If you’re even slightly interested in creativity, entrepreneurship, or business in any form you could probably stop reading this and just pick up the book. Even if you’re not interested in creating, building, or putting yourself out there at all, it’s still worth your time. It has a way of opening up new ways of thinking and showing you possibilities you didn’t even realise were there.
☘️ How the Book Changed Me
- It helped me feel more comfortable sharing my thoughts and work online, without overthinking every post.
- It made putting myself “out there” feel less intimidating and more like a normal part of the process.
- It gave me the push I needed to finally start my own website.
✍️ My Top Quotes
- Amateurs know that contributing something is better than contributing nothing.
- Carving out a space for yourself online, somewhere where you can express yourself and share your work, is still one of the best possible investments you can make with your time.
- The minute you learn something, turn around and teach it to others. Share your reading list. Point to helpful reference materials. Create some tutorials and post them online. Use pictures, words, and video. Take people step-by-step through part of your process.
- Make people better at something they want to be better at.
📒 Summary + Notes
A New Way of Operating
- Think of your work as a never-ending process, not a final destination.
- When you share that process openly, you naturally attract people who are curious about the same things you are.
1. You Don’t Have to Be a Genius
- Creativity isn’t about lone geniuses working in isolation—it’s about scenius.
- A scenius is a whole scene of people supporting each other, sharing ideas, borrowing inspiration, and learning together.
- Anyone can contribute. You don’t need to be an expert to belong.
- In fact, amateurs often make the best teachers because they still remember what it’s like to be a beginner.
- Learn something in public. Share what works, what doesn’t, and help others walking the same path.
2. Think Process, Not Product
- The internet changed everything. People don’t just want polished outcomes but they want to see how things are made.
- Take people behind the scenes. Show the human behind the work.

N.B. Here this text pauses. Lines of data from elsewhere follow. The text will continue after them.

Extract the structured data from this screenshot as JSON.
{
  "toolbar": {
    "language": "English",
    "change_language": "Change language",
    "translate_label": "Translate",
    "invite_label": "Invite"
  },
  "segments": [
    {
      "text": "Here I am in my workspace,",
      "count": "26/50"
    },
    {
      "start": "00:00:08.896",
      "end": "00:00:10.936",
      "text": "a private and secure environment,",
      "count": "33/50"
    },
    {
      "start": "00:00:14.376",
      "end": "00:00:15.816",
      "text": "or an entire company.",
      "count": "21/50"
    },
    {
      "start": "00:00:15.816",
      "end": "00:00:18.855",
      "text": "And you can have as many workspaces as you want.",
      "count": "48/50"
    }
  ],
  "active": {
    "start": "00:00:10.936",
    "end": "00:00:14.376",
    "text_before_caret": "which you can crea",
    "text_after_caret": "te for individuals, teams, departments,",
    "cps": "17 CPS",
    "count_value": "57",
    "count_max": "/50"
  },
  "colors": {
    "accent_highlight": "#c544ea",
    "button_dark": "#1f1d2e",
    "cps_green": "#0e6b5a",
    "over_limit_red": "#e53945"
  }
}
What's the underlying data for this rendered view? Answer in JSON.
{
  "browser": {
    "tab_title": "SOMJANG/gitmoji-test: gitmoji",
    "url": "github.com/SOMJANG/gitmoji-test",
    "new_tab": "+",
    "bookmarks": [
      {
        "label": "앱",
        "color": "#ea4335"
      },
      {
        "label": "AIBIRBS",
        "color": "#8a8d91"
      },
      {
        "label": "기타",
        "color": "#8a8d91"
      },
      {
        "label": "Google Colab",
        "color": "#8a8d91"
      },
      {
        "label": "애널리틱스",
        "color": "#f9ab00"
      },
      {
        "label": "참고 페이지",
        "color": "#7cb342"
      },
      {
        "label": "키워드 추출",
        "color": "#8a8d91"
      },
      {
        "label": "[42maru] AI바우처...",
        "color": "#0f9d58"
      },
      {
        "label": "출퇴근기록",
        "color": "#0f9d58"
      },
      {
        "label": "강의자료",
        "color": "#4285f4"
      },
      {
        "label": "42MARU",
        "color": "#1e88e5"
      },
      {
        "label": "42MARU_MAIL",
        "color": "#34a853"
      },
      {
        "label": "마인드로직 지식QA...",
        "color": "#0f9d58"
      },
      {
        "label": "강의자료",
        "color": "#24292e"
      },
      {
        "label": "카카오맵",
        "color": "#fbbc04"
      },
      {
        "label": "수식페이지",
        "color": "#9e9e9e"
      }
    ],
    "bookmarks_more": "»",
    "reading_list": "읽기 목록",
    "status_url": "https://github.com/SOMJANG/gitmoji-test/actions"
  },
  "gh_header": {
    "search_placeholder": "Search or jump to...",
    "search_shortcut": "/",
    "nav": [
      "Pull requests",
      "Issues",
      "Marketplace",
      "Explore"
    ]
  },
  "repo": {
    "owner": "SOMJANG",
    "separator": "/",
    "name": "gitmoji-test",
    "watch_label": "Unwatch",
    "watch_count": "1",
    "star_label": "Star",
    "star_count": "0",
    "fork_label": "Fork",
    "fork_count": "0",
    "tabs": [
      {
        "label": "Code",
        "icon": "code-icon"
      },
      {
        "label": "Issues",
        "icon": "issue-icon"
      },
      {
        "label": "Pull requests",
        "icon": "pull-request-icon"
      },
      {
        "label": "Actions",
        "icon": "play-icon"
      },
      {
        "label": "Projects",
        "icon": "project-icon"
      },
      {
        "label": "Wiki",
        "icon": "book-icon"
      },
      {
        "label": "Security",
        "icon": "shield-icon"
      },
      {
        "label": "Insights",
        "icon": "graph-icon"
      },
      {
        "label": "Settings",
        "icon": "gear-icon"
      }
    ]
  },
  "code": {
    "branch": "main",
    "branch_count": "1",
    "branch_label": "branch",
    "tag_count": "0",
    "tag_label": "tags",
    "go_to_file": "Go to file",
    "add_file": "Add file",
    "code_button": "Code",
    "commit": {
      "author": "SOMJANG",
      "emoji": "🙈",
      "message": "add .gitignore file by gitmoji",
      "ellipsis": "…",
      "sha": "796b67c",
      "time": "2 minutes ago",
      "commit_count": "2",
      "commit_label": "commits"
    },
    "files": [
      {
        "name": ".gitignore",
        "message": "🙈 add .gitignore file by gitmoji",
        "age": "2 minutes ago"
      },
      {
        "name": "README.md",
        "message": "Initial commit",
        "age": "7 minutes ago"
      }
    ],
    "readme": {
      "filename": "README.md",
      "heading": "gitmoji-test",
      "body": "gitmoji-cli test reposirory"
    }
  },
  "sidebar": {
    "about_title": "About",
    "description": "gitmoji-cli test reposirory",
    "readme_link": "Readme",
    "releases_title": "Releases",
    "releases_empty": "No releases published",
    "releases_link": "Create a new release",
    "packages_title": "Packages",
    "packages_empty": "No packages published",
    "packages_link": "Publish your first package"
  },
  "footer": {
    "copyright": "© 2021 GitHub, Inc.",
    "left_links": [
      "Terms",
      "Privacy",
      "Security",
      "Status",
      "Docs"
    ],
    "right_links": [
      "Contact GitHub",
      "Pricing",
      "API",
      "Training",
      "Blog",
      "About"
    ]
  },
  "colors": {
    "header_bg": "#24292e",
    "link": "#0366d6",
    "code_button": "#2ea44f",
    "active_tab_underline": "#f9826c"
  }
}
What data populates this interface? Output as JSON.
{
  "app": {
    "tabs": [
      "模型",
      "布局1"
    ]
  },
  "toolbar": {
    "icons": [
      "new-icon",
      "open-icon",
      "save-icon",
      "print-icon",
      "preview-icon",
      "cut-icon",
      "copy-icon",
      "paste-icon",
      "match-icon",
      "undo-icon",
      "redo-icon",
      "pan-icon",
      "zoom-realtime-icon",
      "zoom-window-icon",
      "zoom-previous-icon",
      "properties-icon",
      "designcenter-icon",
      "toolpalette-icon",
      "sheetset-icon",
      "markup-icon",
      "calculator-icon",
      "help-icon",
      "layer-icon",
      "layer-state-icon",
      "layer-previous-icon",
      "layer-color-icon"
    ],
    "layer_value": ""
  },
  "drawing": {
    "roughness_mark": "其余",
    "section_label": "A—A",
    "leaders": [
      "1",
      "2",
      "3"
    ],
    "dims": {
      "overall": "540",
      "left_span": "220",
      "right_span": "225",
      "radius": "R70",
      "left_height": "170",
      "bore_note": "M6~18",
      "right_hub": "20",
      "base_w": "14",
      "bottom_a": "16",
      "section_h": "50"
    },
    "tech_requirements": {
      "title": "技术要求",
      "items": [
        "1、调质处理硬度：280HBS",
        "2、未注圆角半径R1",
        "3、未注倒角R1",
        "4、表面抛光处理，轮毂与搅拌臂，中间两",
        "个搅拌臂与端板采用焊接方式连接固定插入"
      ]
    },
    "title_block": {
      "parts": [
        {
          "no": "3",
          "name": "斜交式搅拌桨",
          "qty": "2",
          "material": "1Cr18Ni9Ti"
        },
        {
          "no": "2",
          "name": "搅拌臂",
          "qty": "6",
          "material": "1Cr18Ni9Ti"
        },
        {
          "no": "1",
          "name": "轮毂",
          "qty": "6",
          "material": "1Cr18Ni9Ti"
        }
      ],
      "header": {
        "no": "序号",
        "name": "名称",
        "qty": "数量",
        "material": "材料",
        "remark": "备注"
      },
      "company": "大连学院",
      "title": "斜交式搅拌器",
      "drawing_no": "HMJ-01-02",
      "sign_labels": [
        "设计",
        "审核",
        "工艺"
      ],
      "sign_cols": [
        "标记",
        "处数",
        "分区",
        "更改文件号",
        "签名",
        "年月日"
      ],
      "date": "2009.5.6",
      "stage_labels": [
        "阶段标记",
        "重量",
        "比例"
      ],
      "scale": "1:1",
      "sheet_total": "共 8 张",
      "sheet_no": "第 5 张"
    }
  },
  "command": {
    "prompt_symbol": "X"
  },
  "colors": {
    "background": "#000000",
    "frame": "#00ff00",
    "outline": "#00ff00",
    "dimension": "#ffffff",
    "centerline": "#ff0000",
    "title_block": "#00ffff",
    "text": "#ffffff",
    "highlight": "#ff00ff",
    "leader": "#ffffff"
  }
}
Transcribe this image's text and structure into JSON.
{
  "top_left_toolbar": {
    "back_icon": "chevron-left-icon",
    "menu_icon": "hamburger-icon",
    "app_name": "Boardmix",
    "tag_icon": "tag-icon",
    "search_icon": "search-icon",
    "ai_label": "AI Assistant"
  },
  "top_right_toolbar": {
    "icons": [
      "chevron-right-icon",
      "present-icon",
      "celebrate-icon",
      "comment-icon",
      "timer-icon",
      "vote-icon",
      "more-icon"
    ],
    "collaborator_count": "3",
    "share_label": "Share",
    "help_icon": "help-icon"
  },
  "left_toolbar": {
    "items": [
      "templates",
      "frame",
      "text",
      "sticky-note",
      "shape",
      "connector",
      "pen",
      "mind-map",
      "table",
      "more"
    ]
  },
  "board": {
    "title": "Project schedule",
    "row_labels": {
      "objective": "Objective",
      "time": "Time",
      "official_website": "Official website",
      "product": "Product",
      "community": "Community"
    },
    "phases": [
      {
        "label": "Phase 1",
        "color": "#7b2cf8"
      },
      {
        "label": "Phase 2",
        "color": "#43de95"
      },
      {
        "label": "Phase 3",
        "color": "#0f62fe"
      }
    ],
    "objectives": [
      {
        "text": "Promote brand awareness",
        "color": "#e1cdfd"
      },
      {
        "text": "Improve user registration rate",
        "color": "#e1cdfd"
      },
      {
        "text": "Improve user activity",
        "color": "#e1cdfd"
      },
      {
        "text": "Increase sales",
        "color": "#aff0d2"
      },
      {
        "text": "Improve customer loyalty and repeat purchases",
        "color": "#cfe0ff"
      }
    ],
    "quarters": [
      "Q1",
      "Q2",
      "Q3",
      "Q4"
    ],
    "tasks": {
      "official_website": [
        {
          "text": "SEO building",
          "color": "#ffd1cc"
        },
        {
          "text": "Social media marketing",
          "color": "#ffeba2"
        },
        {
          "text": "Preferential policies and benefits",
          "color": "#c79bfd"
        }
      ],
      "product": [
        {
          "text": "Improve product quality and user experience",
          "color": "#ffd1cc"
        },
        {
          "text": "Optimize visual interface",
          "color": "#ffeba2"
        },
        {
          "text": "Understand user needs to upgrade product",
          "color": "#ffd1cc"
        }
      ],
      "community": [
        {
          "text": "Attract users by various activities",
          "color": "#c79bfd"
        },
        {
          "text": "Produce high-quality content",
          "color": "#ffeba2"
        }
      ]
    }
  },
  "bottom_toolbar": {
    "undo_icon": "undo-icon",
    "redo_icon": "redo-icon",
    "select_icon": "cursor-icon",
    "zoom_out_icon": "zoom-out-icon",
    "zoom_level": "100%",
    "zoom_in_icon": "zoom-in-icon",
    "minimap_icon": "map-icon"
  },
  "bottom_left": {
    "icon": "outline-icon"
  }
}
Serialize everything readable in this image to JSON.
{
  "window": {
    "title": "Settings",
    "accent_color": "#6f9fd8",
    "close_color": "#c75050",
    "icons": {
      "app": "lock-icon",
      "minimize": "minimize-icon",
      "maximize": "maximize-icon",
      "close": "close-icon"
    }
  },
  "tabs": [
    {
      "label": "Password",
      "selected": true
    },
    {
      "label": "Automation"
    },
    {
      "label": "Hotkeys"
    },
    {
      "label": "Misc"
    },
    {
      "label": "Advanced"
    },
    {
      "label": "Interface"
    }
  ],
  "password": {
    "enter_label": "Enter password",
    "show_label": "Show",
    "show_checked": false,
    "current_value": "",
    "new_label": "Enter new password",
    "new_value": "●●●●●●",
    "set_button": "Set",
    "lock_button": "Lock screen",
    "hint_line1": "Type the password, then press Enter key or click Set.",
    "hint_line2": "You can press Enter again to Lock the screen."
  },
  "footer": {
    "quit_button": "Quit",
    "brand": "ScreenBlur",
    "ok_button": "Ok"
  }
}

- Document as you go: screenshots, notes, photos, half-formed ideas.
- Even if you never share it, documenting your process is valuable on its own.
3. Share Something Small Every Day
- Sharing isn’t oversharing if it’s useful, interesting, or entertaining to someone else.
- A simple test: Could this help at least one person? If yes, share it.
- Get your own domain and personal website—even if you don’t know what to write yet. It’s an investment that compounds over time.
4. Open Your Cabinet of Curiosities
- Share other people’s work and ideas you genuinely enjoy.
- Curating thoughtfully creates value.
- Always give credit—think of it like adding a museum label with context and links.
5. Tell Good Stories
- People connect through stories, not just information.
- The better you tell stories, the easier it becomes to share yourself and your work.
6. Teach What You Know
- Teaching doesn’t reduce your value—it increases it.
- When you teach, you invite conversation, feedback, and unexpected learning in return.
- This exchange is where the real magic happens.
7. Don’t Turn Into Human Spam
- Aim for genuine connection, not follower counts. Hearts matter more than eyeballs.
- If something energises you, do more of it. If it drains you, stop.
- Make online friends—and meet them in real life when you can.
8. Learn to Take a Punch
- Criticism comes with visibility. It’s normal. Don’t let it stop you.
- Most negativity is loud but powerless.
9. Sell Out
- Build a mailing list early. Give generously now, share meaningfully later.
- Help others when you can but protect your time and your work.
10. Stick Around
- Don’t quit. Keep showing up.
- Take breaks when needed.
- Change directions if you want. You’re not starting over, you’re starting a new chapter with more experience than before.